Other servers in the network are responsible for storing data.

For example, when you take a picture on your smartphone, it is stored on your phone’s internal memory drive. However, when you upload the photos to Instagram, you are uploading it to the cloud.

So remember: “The Cloud” is a network of servers. Some servers provide an online service, like Adobe Creative Cloud, and others allow you to store and access data, like Instagram or Dropbox.

Chances are, you encounter the cloud daily.

Cloud Defined


What are the benefits to working in the cloud?

The business decision to “move to the cloud” is often financially motivated. Companies used to have to buy their own hardware equipment, the value of which depreciated over time. But now with the cloud, companies only have to pay for what they use. This model makes it easy to quickly scale use up or down but it also helps companies save thousands of dollars a year.

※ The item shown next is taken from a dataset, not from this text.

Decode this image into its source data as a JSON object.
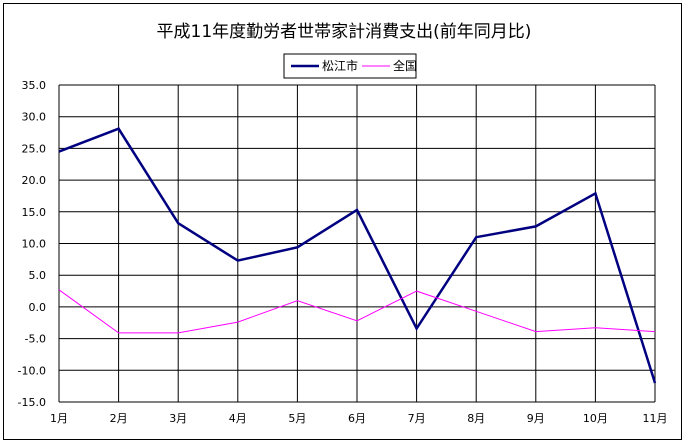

In an article on the benefits of cloud computing, SalesForce wrote, “Where in the past, people would run applications or programs from software downloaded on a physical computer or server in their building, cloud computing allows people access the same kinds of applications through the Internet.”

Working on the cloud allows your company to be nimble, efficient and cost-effective. If your company quickly needs access to more resources, it can scale quickly in the cloud. Conversely, if it needs to downscale or reduce resources, it can do so just as easily. Because of this scalability, the cloud’s elasticity is often compared to that of a rubber band.

A brief history of the cloud

The history of the cloud dates back as far as the 1950s. Back then, a mainframe (read: computer) was so big it took up an entire room. Because mainframes were so expensive, organizations couldn’t afford to purchase a new one for each user. In response, they developed “time sharing” methods, which let multiple users share access to data and CPU time.

Today, this idea of “time sharing” is the premise of cloud computing.

The next major event in cloud computing history occurred in 1969, when J.C.R. Licklider developed ARPANET (Advanced Research Projects Agency Network) in hopes that some day everyone would be able to access data and programs from any location.

Despite these early advances, the Internet didn’t feature enough bandwidth to make the cloud available to the masses until the ’90s.

Professor Ramnath Chellappa was the first to use the term “cloud computing” in 1997, and in 1999, Salesforce became the first site to deliver applications and software over the Internet.